New Testament scholars and historians in recent decades have drawn our attention to the phrase “Caesar is Lord,” and its historical significance. It served as an imperial chant, and a slogan etched on currency in the Roman empire. When early Christians began saying, “Jesus is Lord,” it wasn’t just a declaration but a challenge: if Jesus was lord, then Caesar wasn’t. This was the type of statement that could get you killed.

White Supremacy, especially when it is veiled as White Normativity,  forms an implicit chant and slogan that whiteness is the standard of excellence. It is “Stamped From the Beginning,” as Ibram X Kendi titled his book on the history of racist ideas in America. “White is King” may not be etched on our currency, but Andrew Jackson’s face still haunts the $20 bill. Americans are engrained with the idea that whiteness is normal and everything else is abnormal, and therefore lesser, whether we acknowledge it or not. It is a cultural default-setting.

 “Black is King,” like the statement “Jesus is Lord,” is a provocation; a challenge to the way that power is currently arranged and imagined in the world.

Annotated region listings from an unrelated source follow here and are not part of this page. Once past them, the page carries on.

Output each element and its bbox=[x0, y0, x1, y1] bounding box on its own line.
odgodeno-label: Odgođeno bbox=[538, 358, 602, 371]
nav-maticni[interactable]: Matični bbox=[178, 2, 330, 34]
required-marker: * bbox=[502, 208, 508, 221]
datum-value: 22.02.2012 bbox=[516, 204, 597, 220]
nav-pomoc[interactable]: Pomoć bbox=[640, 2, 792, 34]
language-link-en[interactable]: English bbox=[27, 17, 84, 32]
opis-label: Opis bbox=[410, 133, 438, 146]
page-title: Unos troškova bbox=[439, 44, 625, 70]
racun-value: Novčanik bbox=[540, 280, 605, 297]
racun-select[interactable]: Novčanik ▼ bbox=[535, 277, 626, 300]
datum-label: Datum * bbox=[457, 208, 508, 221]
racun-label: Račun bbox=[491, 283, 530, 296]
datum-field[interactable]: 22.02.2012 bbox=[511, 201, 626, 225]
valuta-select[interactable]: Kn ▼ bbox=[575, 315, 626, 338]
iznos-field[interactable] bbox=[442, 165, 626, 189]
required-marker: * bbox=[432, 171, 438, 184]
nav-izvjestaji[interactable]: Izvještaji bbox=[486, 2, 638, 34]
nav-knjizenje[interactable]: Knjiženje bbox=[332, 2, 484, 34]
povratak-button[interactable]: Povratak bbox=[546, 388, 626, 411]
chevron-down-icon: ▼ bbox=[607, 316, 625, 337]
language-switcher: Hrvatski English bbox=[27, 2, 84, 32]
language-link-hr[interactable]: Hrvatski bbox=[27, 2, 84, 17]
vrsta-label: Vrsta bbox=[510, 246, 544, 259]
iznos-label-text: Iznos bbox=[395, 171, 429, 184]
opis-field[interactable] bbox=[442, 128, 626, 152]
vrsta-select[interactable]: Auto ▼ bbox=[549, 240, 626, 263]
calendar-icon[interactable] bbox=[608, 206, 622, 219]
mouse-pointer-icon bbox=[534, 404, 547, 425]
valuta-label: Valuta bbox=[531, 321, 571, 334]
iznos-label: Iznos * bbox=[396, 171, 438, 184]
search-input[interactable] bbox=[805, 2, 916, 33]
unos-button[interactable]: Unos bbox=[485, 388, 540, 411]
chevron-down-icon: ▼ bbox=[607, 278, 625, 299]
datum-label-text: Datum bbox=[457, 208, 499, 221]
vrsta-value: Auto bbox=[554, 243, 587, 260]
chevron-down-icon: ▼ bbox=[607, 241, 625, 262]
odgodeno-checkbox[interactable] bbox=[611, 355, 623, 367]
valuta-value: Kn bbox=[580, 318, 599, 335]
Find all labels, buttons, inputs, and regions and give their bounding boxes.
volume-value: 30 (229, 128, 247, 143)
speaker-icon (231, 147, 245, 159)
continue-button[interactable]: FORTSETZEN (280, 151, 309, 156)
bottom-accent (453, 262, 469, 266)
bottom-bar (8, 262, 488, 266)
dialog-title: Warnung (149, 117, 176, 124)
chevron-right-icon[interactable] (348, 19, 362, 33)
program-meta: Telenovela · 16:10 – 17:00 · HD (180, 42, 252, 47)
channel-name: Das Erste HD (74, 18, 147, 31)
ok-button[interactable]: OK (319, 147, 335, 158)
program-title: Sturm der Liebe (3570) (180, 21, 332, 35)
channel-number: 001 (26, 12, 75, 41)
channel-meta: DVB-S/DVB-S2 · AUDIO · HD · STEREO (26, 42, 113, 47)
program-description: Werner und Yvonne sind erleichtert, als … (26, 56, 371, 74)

They both implicitly challenge the status quo not through direct antagonism but by calling forth a future that seems at once forever away, and also subtly (and not so subtly) within us right now.

All of this said, it would be an insult to Black is King to view it as a contrast to whiteness.  It is first and foremost a celebration of black beauty, excellence, self-identity, and resilience. This is the future it calls forth – a time where the identity of blackness isn’t viewed at all in comparison to whiteness but is itself “synonymous with glory.” The film beckons us to not only see this is as a possible future, but also manifest in the past and present.

Black is King is a celebration of blackness and a meditation on life, with swaths of biblical imagery, multiple African spiritualities, and Afrofuturism. It is an “imagination [that] can offer a pathway for recovery… and craft realities that are more just and colorful than the ones in your standard fictional utopias” (C. Brandon Ogbunu on Afrofuturism.)

Like the Kingdom of God, “Black is King” points to a future that has past and present ramifications. In Luke 21, Jesus said, “The Kingdom of God is within/among you.” On the track “Keys to the Kingdom”, Beyonce sings that “you are the remedy/Don’t know what’s inside/But you’re the key to the kingdom.” The future is “Already” even when it is not yet. Black is King is a visual masterpiece and a thoughtful thematic exploration on the interwoven nature of the past, present, and future.